Gamers play The Last of Us Part II in New York. By Brian Finke © 2020 The New York Times

Bottling up the plot

Between work delays, pandemic delays, spoilers and a March investigation by the gaming site Kotaku that called out the company’s punishing culture of overwork, Naughty Dog has been the subject of so much bad news that The Onion created a satirical running narrative of its problems. Druckmann said he’s unconcerned about any of this undermining sales, and the data seems to be on his side. Sony recently announced that preorders were unaffected by the leak, the title is No 1 on Amazon’s video game bestseller list, and analysts are projecting that eventually, The Last of Us Part II will rank among the most successful games ever released for the PlayStation 4 console.

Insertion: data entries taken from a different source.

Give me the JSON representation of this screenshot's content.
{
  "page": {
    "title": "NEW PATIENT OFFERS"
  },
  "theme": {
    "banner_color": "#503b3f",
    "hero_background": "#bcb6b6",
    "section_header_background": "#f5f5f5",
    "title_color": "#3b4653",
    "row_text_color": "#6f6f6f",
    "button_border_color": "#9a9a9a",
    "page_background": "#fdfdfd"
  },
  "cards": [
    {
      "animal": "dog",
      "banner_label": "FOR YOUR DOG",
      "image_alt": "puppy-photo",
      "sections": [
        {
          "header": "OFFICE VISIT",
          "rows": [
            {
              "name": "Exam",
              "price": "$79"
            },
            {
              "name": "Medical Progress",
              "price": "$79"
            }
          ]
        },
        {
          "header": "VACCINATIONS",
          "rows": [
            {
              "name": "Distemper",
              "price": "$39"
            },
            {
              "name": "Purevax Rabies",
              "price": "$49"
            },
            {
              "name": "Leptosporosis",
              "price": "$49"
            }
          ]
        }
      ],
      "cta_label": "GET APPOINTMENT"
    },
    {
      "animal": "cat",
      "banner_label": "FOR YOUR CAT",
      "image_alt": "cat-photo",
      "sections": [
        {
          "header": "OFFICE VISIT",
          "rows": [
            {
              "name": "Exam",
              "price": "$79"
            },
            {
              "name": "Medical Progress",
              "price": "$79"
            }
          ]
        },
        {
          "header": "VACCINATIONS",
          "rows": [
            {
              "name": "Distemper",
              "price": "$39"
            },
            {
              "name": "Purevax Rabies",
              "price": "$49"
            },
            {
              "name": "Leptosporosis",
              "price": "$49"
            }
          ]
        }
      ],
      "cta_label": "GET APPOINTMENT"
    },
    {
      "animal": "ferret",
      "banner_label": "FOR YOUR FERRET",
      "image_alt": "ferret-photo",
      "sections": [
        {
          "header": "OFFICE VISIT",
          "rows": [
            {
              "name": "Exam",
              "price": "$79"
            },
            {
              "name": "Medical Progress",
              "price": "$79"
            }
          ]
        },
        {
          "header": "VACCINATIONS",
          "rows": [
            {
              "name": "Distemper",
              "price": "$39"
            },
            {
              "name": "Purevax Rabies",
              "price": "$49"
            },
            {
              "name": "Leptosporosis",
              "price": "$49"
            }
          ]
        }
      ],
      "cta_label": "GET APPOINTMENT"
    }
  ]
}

Druckmann said that Sony’s marketing department would have preferred less secrecy before launch so that consumers would have more details to be excited about. But as a writer, he said, he had decided it was more fun to keep things hidden, bottling up the plot until that big day of release when everyone rushes to find out what happens at once. “It was extremely frustrating and demoralising,” he said of the leak.

In the days after the spoiler video was uploaded, he reminded himself of the thing that anyone who’s tried to expound on a game to a friend eventually realises: The good ones are so immersive that there’s really no way to explain them, much less spoil them, because they must be played to be understood. Becoming Ellie, and then Abby, will leave you surprised, frustrated, challenged and hurt — maybe even damaged. It isn’t much fun, but neither are sad movies. The ones that endure are the ones you don’t forget.